# How to test Secondary Air Injection pump with VAG?



## VladM (Jun 5, 2005)

How to test Secondary Air Injection pump with VAG?


----------



## [email protected] (Feb 16, 2007)

what kind of car? what engine?


----------



## [email protected] (Feb 16, 2007)

I'm heading out, so i will assume its the a4 in your sig. You can test the secondary air by doing the following:
Start the engine and allow the idle to stabilize. then click:
[Select]
[01-Engine]
[Basic Settings-04]
Enter Group value 077. then click [GO]. 
Field 4 will display the test result.


----------



## VladM (Jun 5, 2005)

*Re: ([email protected])*

its in my sign.
there is a way to cycle/run the pump without engine on(I did it 2 years ago but dont remember now). how to do it?

thank you


----------



## VladM (Jun 5, 2005)

*Re: ([email protected])*

found it:
VAG-COM
engine -> on the right group of buttons 03 -> hit next, next, there you go SAI will cycle


----------



## Marcusvr6 (Mar 3, 2009)

*Re: ([email protected])*

would this work on my vr6 jetta 2000 MIV?


----------



## [email protected] (Feb 16, 2007)

It should.


----------



## 2deepn2dubs (Oct 27, 2002)

is it supposed to stay on, or cycle on and off?


----------



## Dana @ Ross-Tech (Sep 15, 2009)

2deepn2dubs said:


> is it supposed to stay on, or cycle on and off?

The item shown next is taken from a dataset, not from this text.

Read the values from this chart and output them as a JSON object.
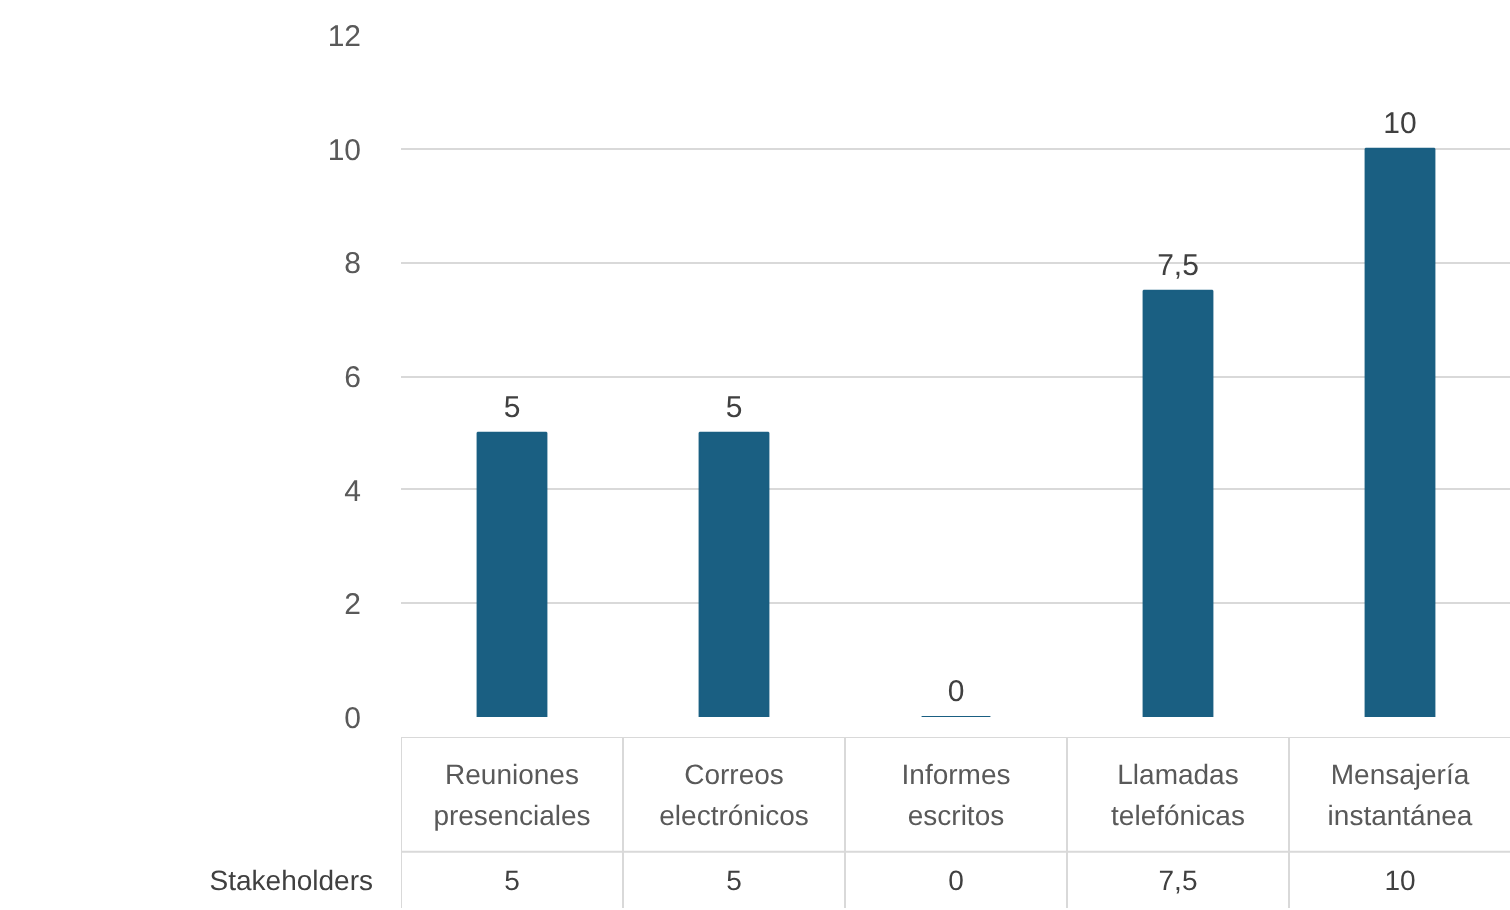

If you are using this procedure it will cycle:



VladM said:


> found it:
> VAG-COM
> engine -> on the right group of buttons 03 -> hit next, next, there you go SAI will cycle


Also see Output Tests

--

This would be the preferred way because all of the SAI components are tested at idle:



[email protected] said:


> I'm heading out, so i will assume its the a4 in your sig. You can test the secondary air by doing the following:
> Start the engine and allow the idle to stabilize. then click:
> [Select]
> [01-Engine]
> ...


In that case you can use the guided readiness feature using the *[Set Readiness]* button.


----------



## kdiver58 (Jan 25, 2004)

*adding to an old post*

I replaced the secondary air injection pump. 

I ran this test .. 

Start the engine and allow the idle to stabilize. then click:
[Select]
[01-Engine]
[Basic Settings-04]
Enter Group value 077. then click [GO]. 
Field 4 will display the test result.

it ran but did not give a result 
it showed Mass air flow value (I don't remember what)
and a SAI value of 96.6%
and test off .. That's it 

2003 VW GTI 1.8t AWP engine


----------



## stan067 (Feb 25, 2010)

Get the car hot and up to temp. Long drive will do it.
Then let idle and run the basic setting test.
Pump should run.
Both EVAP readiness? Purge then Leak detection pump. These may have to pass first before SAI.
No codes for anything also.

Good Luck


----------



## stan067 (Feb 25, 2010)

read this post #15

https://forums.ross-tech.com/showth...al-Problem-Solver-Guide-quot-JPPSG-quot/page2

Good Luck


----------



## MEISTER (Nov 6, 2000)

You can also run Channel 223 > Go in Basic Settings - that is the readiness test.


----------